Last Song (bagian sembilan)

"Wuuhuuu!" Dillan berseru ketika Pegasus yang dia tunggangi bersama Justin meninggalkan tanah, terbang di angkasa melintasi pegunungan Vroen dengan kepak-kepak sayap putih pegasus. Dillan merasa perutnya sedikit melilit dan mual saat Pegasus terbang dengan kecepatan menakjubkan disertai atraksi terbang yang mengerikan. Menukik tajam kemudian berputar di udara bertekanan tinggi. Saat kepalanya di bawah, Dillan menutup mata dan memperkuat pegangannya di pinggang Justin.

Sementara Dillan menikmati pengalaman terbang pertamanya sembari berharap bahwa itu bukan mimpi, Justin justru sedang berpikir keras. Keningnya berkerut karena otot-ototnya tertarik setiap kali menebak-nebak bagaimana Weirnablaka dan Xriev bisa menemukan keberadaan mereka? Justin juga merasa ini adalah akibat dari keteledorannya. Seharusnya dia tidak perlu menyimpan energinya terlalu ketat karena takut sihirnya akan mempersulit tubuhnya, membaca keadaan dengan sihir tidak terlalu menghabiskan tubuhnya.
Dia juga memikirkan apa ini semua berhubungan dengan Omesa. Kakaknya itu mungkin saja langsung melaporkan dirinya kepada Narnie Marleenos. Membayangkan jika tebakannya adalah kebenaran membuat Justin semakin dihantui keresahan. Driana dalam bahaya dan Parvana ada di ambang kehancuran.


"Pegangan," Justin memperingatkan Dillan, laki-laki itu pun bergegas memeluk pinggang Justin erat-erat.
Pegasus menukik tajam ke air terjun Sannuir, melesat ke bawah, melintasi derasnya aliran yang suaranya menggemurug. Dillan mengamati sekeliling. Tebing-tebimg yang mengelilingi air terjun yang samgat tinggi itu nampak mengerikan. Ada begitu banyak ukiran-ukiran tengkorak manusia , Zargol dan monster -monster mengerikan lainnya. Mata Dillan terbelalak ketika mendapati sebuah ukiran di tebing besar yang membelah sungai Hoan menjadi dua aliran, ratusan meter dari air terjun. Gagah dan perkasa, mata tajam penuh kekuatan, sebuah ukiran burung garuda raksasa.

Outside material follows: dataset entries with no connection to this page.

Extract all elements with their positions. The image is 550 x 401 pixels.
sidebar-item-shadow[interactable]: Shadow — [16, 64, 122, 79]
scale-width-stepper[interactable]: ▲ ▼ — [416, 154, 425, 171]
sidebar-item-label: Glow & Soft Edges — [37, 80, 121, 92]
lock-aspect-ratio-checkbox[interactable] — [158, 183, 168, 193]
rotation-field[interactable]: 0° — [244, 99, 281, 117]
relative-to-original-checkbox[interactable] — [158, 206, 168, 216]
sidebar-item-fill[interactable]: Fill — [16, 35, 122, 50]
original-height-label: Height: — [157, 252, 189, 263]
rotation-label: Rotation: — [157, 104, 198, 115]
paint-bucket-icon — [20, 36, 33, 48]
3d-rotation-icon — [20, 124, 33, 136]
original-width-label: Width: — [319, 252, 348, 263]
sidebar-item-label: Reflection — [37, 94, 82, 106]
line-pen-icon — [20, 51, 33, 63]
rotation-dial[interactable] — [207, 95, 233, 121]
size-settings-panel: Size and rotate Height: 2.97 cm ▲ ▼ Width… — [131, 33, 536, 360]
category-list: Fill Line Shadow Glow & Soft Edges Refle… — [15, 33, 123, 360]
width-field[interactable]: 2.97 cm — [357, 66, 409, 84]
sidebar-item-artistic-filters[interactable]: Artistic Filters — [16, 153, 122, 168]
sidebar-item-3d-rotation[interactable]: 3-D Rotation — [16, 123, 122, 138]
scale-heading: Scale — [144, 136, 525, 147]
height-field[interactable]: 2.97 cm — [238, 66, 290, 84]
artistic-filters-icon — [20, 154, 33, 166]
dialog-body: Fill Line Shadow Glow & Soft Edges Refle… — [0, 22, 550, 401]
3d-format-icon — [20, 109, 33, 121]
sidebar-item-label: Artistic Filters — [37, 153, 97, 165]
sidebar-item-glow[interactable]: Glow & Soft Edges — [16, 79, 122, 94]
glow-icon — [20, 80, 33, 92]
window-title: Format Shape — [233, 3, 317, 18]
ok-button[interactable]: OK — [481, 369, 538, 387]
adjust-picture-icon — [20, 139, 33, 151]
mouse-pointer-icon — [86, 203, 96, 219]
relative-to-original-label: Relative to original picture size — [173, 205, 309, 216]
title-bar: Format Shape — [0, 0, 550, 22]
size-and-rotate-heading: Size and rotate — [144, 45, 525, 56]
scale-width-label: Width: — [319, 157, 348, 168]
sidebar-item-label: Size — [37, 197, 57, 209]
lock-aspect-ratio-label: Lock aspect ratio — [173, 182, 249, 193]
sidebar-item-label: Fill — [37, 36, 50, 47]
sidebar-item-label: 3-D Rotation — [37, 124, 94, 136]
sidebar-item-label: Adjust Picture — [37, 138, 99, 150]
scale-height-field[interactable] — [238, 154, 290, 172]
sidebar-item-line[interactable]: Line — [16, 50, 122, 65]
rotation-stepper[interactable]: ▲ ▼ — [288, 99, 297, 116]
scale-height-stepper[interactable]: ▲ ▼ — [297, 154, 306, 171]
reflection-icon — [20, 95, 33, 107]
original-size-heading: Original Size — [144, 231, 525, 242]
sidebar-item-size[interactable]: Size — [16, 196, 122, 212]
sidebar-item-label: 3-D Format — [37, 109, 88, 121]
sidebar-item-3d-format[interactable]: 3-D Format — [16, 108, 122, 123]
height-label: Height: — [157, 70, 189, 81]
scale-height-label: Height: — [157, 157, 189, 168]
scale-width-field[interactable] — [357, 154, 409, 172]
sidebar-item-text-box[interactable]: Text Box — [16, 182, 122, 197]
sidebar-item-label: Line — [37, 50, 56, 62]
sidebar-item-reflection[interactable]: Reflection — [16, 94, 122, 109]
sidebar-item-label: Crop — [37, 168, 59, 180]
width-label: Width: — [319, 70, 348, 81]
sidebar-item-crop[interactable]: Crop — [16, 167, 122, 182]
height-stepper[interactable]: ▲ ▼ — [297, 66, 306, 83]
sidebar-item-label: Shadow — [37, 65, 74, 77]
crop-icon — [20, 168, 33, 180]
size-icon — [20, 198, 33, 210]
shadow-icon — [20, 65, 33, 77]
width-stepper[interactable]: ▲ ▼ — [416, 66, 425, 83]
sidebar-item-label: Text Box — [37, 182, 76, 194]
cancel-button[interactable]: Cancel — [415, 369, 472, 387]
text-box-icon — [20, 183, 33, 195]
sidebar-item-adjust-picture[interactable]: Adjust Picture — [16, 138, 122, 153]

"Kau?" Justin menatap tajam Dillan yang menyodorkan pedang bermata tajam di lehernya. Dillan tersenyum sinis, matanya yang hitam perlahan berubah, memudar menjadi mata hijau yang tak asing lagi baginya. Justin mulai resah, dia takut tebakannya benar. Takut kalau apa yang ada di hadapannya adalah orang yang selama ini dia pikirkan. Wajah Dillan berubah, bentuk tirus itu menjadi bulat, rambutnya memanjang, pakaiannya pun ikut menjelma. Justin kaku, dia tak tahu harus berekspresi seperti apa.
"Apa kau merindukanku sayang?" tanyanya yang kini telah menjadi seorang gadis cantik nan rupawan.
"Rasreintha?" Justin mengucapkan nama gadis di hadapannya itu.

"Gadis busuk lepaskan dia!" Pegasus Justin memberontak, dia mengepakkan sayap dan mengangkat kaki depannya.
"Diam atau kuputus leher tuanmu!" Rasreintha mengancam, dia menunjuk pegasus Justin demgan telunjuk tangan kirinya sementara tangan kanannya masih fokus pada pedang yang menawan leher Justin.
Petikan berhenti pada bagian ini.